Identification of two novel β-mannosidosis-associated sequence variants: Biochemical analysis of β-mannosidase (MANBA) missense mutations

β-Mannosidosis (OMIM # 248510) is an autosomal-recessive lysosomal storage disorder caused by deficiency of the lysosomal enzyme β-mannosidase (MANBA, E.C. 3.2.1.25). The disorder has been reported in goat, cattle and man. The human disorder is rare and only 20 cases in 16 families have been reported. We have sequenced the exons and exon-intron borders in a European patient with infantile onset of β-mannosidosis. The patient was compound heterozygous for a silent mutation (c.375A > G) in exon 3 causing alternative splicing, and a missense mutation (c.1513T > C, p.Ser505Pro) in exon 12. The alternative splicing event deleted four nucleotides from the transcript and was predicted to result in premature termination of translation.

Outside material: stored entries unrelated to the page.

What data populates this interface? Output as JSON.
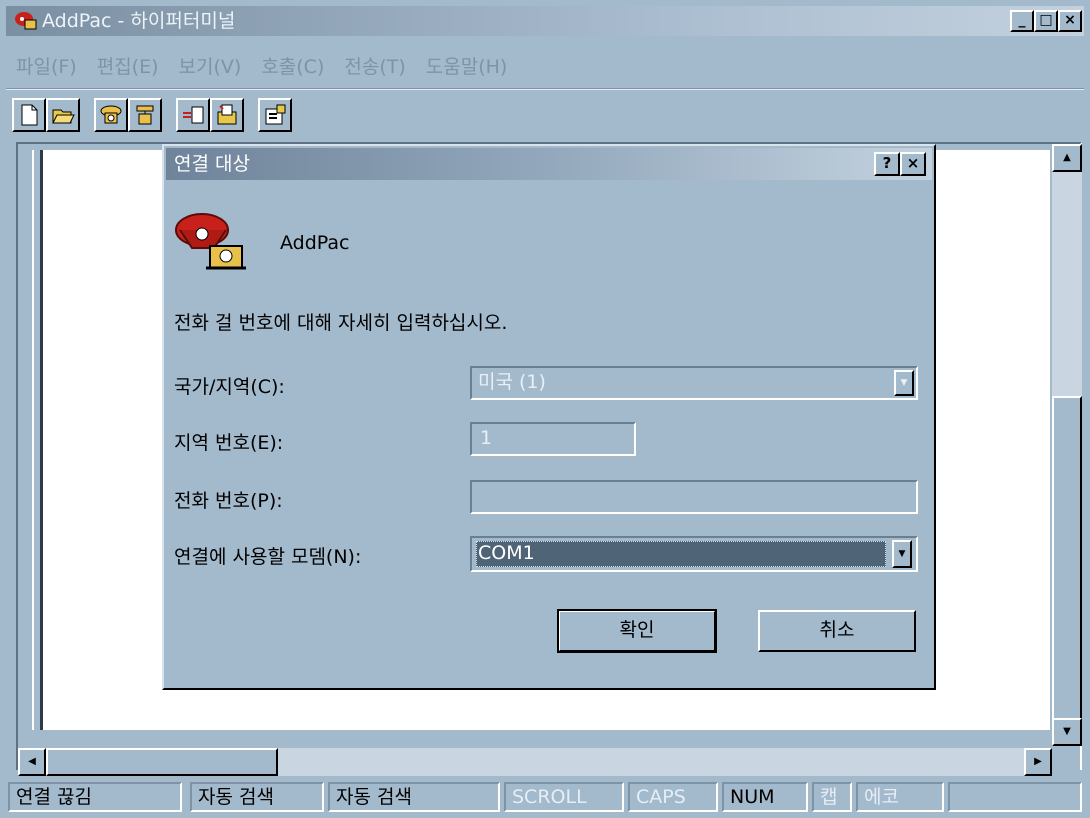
{
  "window": {
    "title": "AddPac - 하이퍼터미널",
    "minimize_label": "_",
    "maximize_label": "□",
    "close_label": "×"
  },
  "menu": [
    {
      "label": "파일(F)"
    },
    {
      "label": "편집(E)"
    },
    {
      "label": "보기(V)"
    },
    {
      "label": "호출(C)"
    },
    {
      "label": "전송(T)"
    },
    {
      "label": "도움말(H)"
    }
  ],
  "toolbar": {
    "buttons": [
      "new-icon",
      "open-icon",
      "connect-icon",
      "disconnect-icon",
      "send-icon",
      "receive-icon",
      "properties-icon"
    ]
  },
  "dialog": {
    "title": "연결 대상",
    "help_label": "?",
    "close_label": "×",
    "connection_name": "AddPac",
    "instruction": "전화 걸 번호에 대해 자세히 입력하십시오.",
    "country_label": "국가/지역(C):",
    "country_value": "미국 (1)",
    "area_label": "지역 번호(E):",
    "area_value": "1",
    "phone_label": "전화 번호(P):",
    "phone_value": "",
    "modem_label": "연결에 사용할 모뎀(N):",
    "modem_value": "COM1",
    "ok_label": "확인",
    "cancel_label": "취소"
  },
  "statusbar": {
    "connection": "연결 끊김",
    "detect1": "자동 검색",
    "detect2": "자동 검색",
    "scroll": "SCROLL",
    "caps": "CAPS",
    "num": "NUM",
    "capture": "캡",
    "echo": "에코"
  },
  "colors": {
    "face": "#a3b9cc",
    "selection": "#4f6476",
    "terminal_bg": "#ffffff"
  }
}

In order to evaluate the consequence of the missense mutation, we inserted the human β-mannosidase gene into an expression vector, performed site-directed mutagenesis and expressed the normal and mutant enzyme in COS-7 cells. We also included the previously reported β-mannosidosis-associated missense mutations c.544C > T (p.Arg182Trp) and c.1175G > A (p.Gly392Glu), which were found in patients presenting a milder phenotype. Cells transfected with the wild-type construct showed a 33-fold increase in β-mannosidase activity compared to mock-transfected cells, whereas cells transfected with the mutant constructs showed no detectable increase in activity. We propose that the milder phenotype described in some β-mannosidosis patients with missense mutations in the MANBA gene is not due to residual β-mannosidase activity, but rather caused by epigenetic and/or environmental factors.